Por: Alberto Barrera Tyszka
Una mujer camina por la calle con cara de angustia, mirando hacia todos lados. Carga un bebé dormido en el brazo izquierdo. Su mano derecha alza un récipe médico. No quiere plata. Solo quiere que alguien le compre unos remedios. El problema no es solo encontrar lo que se busca. Después viene la tragedia de no tener con qué pagarlo. Poco a poco, lentamente, quizás todos terminemos ejerciendo alguna forma de mendicidad.
Para los que tenemos la imaginación económica corta, esta mujer es un dato puntual, una cifra matemática que se ha fugado de los exitosos informes del gobierno. Nos dicen PIB y pensamos en ella. O en otro caso. Cada vez son más, cada vez están más cerca o ya se han instalado en nuestras propias vidas. No hay discurso más contundente que la quincena que no alcanza. No hay estadística más exacta que llevarse la mano a la cartera y encontrar el vacío.
Chávez elaboró una nueva narrativa nacional resucitando la certeza de que somos un país rico, uno de los países más ricos del mundo. Le propuso a la nación la idea de que la riqueza no había que producirla, que ya estaba aquí, navegando, fluyendo entre nosotros. Que lo único que hacía falta era saber administrarla, distribuirla, repartirla con mayor justicia. Terminó creyendo que la historia del país y su historia personal eran la misma aventura. Gozó de todos los favores del Estado mientras decía que “ser rico es malo”. Lo mismo podrían repetir sus hijas ahora, todavía instaladas en La Casona.
Sin embargo, en medio de la ilusión, de estos 15 años prometiendo un cielo socialista lleno de bienestar y prosperidad, de pronto aparece ahora la economía a aguarnos la fiesta. Aquello que durante tantos años vaticinaron algunos especialistas y académicos por fin y por desgracia está aquí. Llegó la inflación y mandó a parar.
El discurso oficial con respecto a la crisis económica ha variado más que el dólar negro. Chávez garantizaba sobre todo una retórica única, que se reproducía con rigor industrial en todos sus funcionarios y seguidores. Ahora, la multiplicidad de voces solo parece producir una coral que aumenta la confusión. El argumento de la famosa “guerra económica” no parece haber resultado demasiado exitoso. Cuando Elías Jaua proclama aguerridamente que no hay divisiones internas, que todo es “una lucha del pueblo contra la burguesía”, ya más de uno piensa que es cierto, pero que la verdadera burguesía está ahora en el gobierno. Cuando dicen “oligarcas”, se nombran.
Antes, Maduro pensaba que la crisis podía ser una “bendición”, una oportunidad para llegar más rápido al socialismo. Ahora trae refuerzos de Cuba, justo cuando Cuba está reconociendo mundialmente el fracaso de su modelo. Esta semana, Maduro nos promete un “sacudón” en el gobierno. Pero luego repite la hojarasca de siempre: “Formación para la transformación”, “eficiencia socialista”, “Plan de la Patria”… después de década y media, todavía hablan de “perfeccionar los métodos de la revolución”.

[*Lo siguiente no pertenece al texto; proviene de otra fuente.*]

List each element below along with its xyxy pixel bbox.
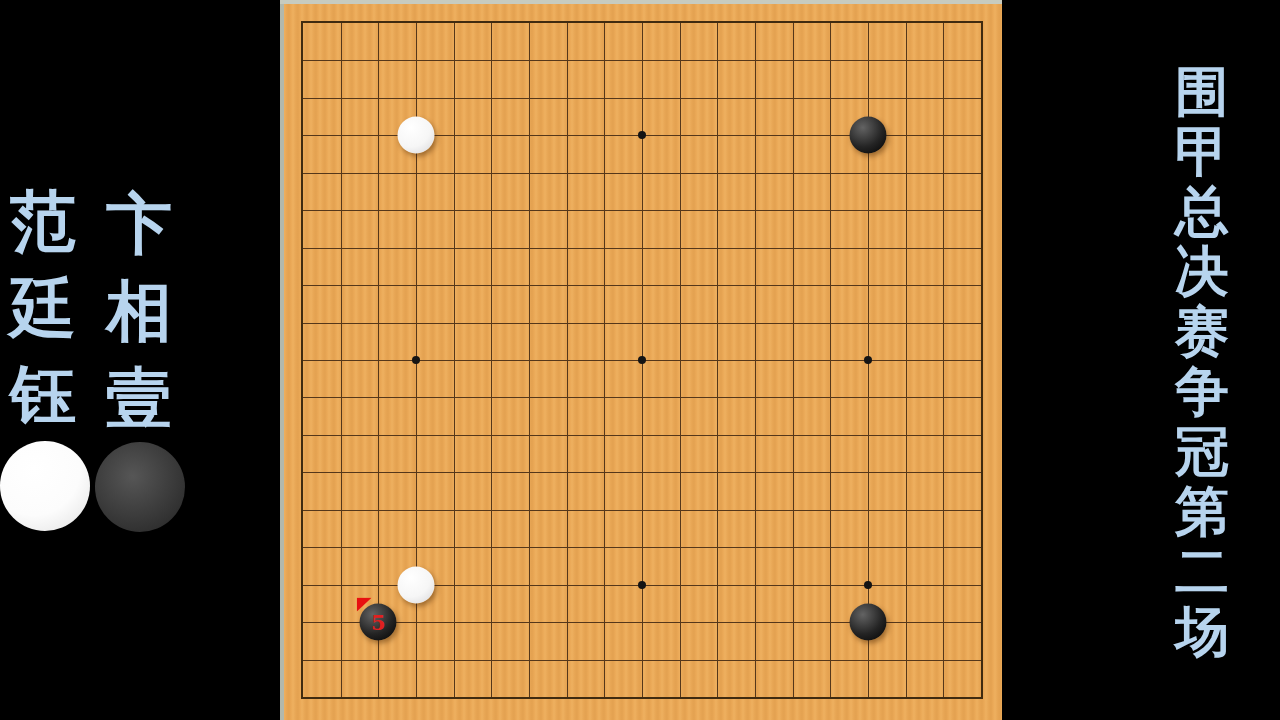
grid-line-vertical (943, 23, 944, 697)
grid-line-horizontal (303, 435, 981, 436)
player-black-name: 卞相壹 (104, 181, 174, 442)
event-panel: 围甲总决赛争冠第二场 (1002, 0, 1280, 720)
white-stone-icon (0, 441, 90, 531)
go-stone-black-q3 (850, 604, 887, 641)
black-stone-icon (95, 442, 185, 532)
grid-line-vertical (755, 23, 756, 697)
star-point (638, 131, 646, 139)
grid-line-horizontal (303, 472, 981, 473)
grid-line-vertical (717, 23, 718, 697)
star-point (864, 581, 872, 589)
grid-line-horizontal (303, 547, 981, 548)
grid-line-horizontal (303, 397, 981, 398)
board-edge-top (280, 0, 1002, 4)
players-panel: 范廷钰 卞相壹 (0, 0, 280, 720)
go-board[interactable]: 5 (280, 0, 1002, 720)
grid-line-vertical (680, 23, 681, 697)
board-edge-left (280, 4, 284, 720)
grid-line-vertical (906, 23, 907, 697)
go-grid[interactable]: 5 (301, 21, 983, 699)
star-point (638, 356, 646, 364)
star-point (412, 356, 420, 364)
go-stone-white-d4 (398, 566, 435, 603)
star-point (638, 581, 646, 589)
grid-line-vertical (830, 23, 831, 697)
grid-line-horizontal (303, 660, 981, 661)
move-number-label: 5 (360, 604, 397, 641)
grid-line-vertical (793, 23, 794, 697)
go-stone-white-d16 (398, 117, 435, 154)
grid-line-horizontal (303, 510, 981, 511)
star-point (864, 356, 872, 364)
go-stone-black-q16 (850, 117, 887, 154)
player-white-name: 范廷钰 (8, 178, 78, 439)
go-stone-black-c3: 5 (360, 604, 397, 641)
event-title: 围甲总决赛争冠第二场 (1173, 61, 1231, 661)
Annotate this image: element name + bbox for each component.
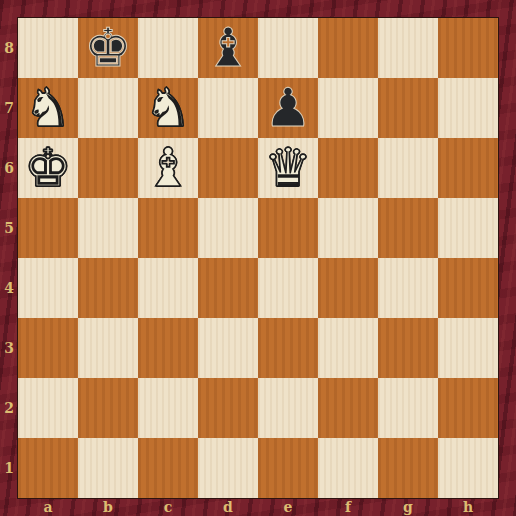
chessboard[interactable]: ♚♝♞♞♟♚♝♛: [18, 18, 498, 498]
square-f2[interactable]: [318, 378, 378, 438]
piece-white-king-a6[interactable]: ♚: [24, 138, 72, 198]
square-c5[interactable]: [138, 198, 198, 258]
square-a1[interactable]: [18, 438, 78, 498]
square-e6[interactable]: ♛: [258, 138, 318, 198]
square-d3[interactable]: [198, 318, 258, 378]
square-a2[interactable]: [18, 378, 78, 438]
square-c8[interactable]: [138, 18, 198, 78]
square-g1[interactable]: [378, 438, 438, 498]
square-d1[interactable]: [198, 438, 258, 498]
file-label-g: g: [378, 498, 438, 516]
rank-label-3: 3: [0, 318, 18, 378]
square-d2[interactable]: [198, 378, 258, 438]
square-g2[interactable]: [378, 378, 438, 438]
rank-label-2: 2: [0, 378, 18, 438]
square-a5[interactable]: [18, 198, 78, 258]
square-d4[interactable]: [198, 258, 258, 318]
rank-label-6: 6: [0, 138, 18, 198]
square-b4[interactable]: [78, 258, 138, 318]
file-label-f: f: [318, 498, 378, 516]
square-f7[interactable]: [318, 78, 378, 138]
file-labels: abcdefgh: [18, 498, 498, 516]
square-g8[interactable]: [378, 18, 438, 78]
square-e4[interactable]: [258, 258, 318, 318]
rank-label-4: 4: [0, 258, 18, 318]
piece-white-queen-e6[interactable]: ♛: [264, 138, 312, 198]
square-h7[interactable]: [438, 78, 498, 138]
file-label-h: h: [438, 498, 498, 516]
piece-black-pawn-e7[interactable]: ♟: [264, 78, 312, 138]
rank-labels: 87654321: [0, 18, 18, 498]
square-h8[interactable]: [438, 18, 498, 78]
square-b1[interactable]: [78, 438, 138, 498]
file-label-a: a: [18, 498, 78, 516]
square-b5[interactable]: [78, 198, 138, 258]
file-label-d: d: [198, 498, 258, 516]
square-d6[interactable]: [198, 138, 258, 198]
square-b7[interactable]: [78, 78, 138, 138]
rank-label-5: 5: [0, 198, 18, 258]
square-h1[interactable]: [438, 438, 498, 498]
square-e7[interactable]: ♟: [258, 78, 318, 138]
square-b2[interactable]: [78, 378, 138, 438]
square-e3[interactable]: [258, 318, 318, 378]
square-f5[interactable]: [318, 198, 378, 258]
square-f3[interactable]: [318, 318, 378, 378]
square-a8[interactable]: [18, 18, 78, 78]
piece-white-knight-c7[interactable]: ♞: [144, 78, 192, 138]
rank-label-7: 7: [0, 78, 18, 138]
square-e2[interactable]: [258, 378, 318, 438]
square-e5[interactable]: [258, 198, 318, 258]
square-c6[interactable]: ♝: [138, 138, 198, 198]
piece-black-king-b8[interactable]: ♚: [84, 18, 132, 78]
file-label-c: c: [138, 498, 198, 516]
square-b8[interactable]: ♚: [78, 18, 138, 78]
square-g4[interactable]: [378, 258, 438, 318]
square-c2[interactable]: [138, 378, 198, 438]
square-h3[interactable]: [438, 318, 498, 378]
square-c3[interactable]: [138, 318, 198, 378]
piece-white-knight-a7[interactable]: ♞: [24, 78, 72, 138]
square-g3[interactable]: [378, 318, 438, 378]
square-h4[interactable]: [438, 258, 498, 318]
square-b3[interactable]: [78, 318, 138, 378]
square-h2[interactable]: [438, 378, 498, 438]
square-h6[interactable]: [438, 138, 498, 198]
square-f4[interactable]: [318, 258, 378, 318]
square-b6[interactable]: [78, 138, 138, 198]
square-c4[interactable]: [138, 258, 198, 318]
square-a7[interactable]: ♞: [18, 78, 78, 138]
rank-label-8: 8: [0, 18, 18, 78]
square-d7[interactable]: [198, 78, 258, 138]
square-d5[interactable]: [198, 198, 258, 258]
square-g6[interactable]: [378, 138, 438, 198]
square-e1[interactable]: [258, 438, 318, 498]
piece-white-bishop-c6[interactable]: ♝: [144, 138, 192, 198]
rank-label-1: 1: [0, 438, 18, 498]
square-c7[interactable]: ♞: [138, 78, 198, 138]
square-f8[interactable]: [318, 18, 378, 78]
square-g5[interactable]: [378, 198, 438, 258]
square-a6[interactable]: ♚: [18, 138, 78, 198]
file-label-e: e: [258, 498, 318, 516]
square-a3[interactable]: [18, 318, 78, 378]
file-label-b: b: [78, 498, 138, 516]
square-c1[interactable]: [138, 438, 198, 498]
square-f6[interactable]: [318, 138, 378, 198]
square-g7[interactable]: [378, 78, 438, 138]
square-a4[interactable]: [18, 258, 78, 318]
square-e8[interactable]: [258, 18, 318, 78]
chessboard-frame: 87654321 ♚♝♞♞♟♚♝♛ abcdefgh: [0, 0, 516, 516]
piece-black-bishop-d8[interactable]: ♝: [204, 18, 252, 78]
square-f1[interactable]: [318, 438, 378, 498]
square-d8[interactable]: ♝: [198, 18, 258, 78]
square-h5[interactable]: [438, 198, 498, 258]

Pero la palabra “sacudón” asusta. Quizás suena demasiado cercana a “paquetazo”. Es parte de la amenaza que han ido dejando colar lentamente. Es parte del viraje. La calle lo sabe, pero el gobierno aún no se atreve a reconocerlo. Algo viene. Algo está por suceder. El ministro Menéndez asegura que “el Plan de la Patria existe en la gran esfera nacional y en lo concreto del barrio, en cómo vivimos y cómo vamos a vivir en revolución, cómo van a ser nuestros años en el futuro que solo en revolución podemos tenerlos y conquistarlos”. Suena bonito. Pero no suena a verdad. La economía es otra cosa. La economía es la señora con el récipe en la mano. La economía es el precio de la harina. La economía son las monedas que nos faltan. Dos menos dos que no son cuatro.
Hace año y medio, Hugo Chávez aseguró que “aquí no hay paquetazo, ni habrá paquetazo, porque gobierna la revolución. Y porque va a seguir gobernando la revolución”. Sus herederos hoy parecen anunciarnos otra cosa. La fantasía tampoco tiene precio justo.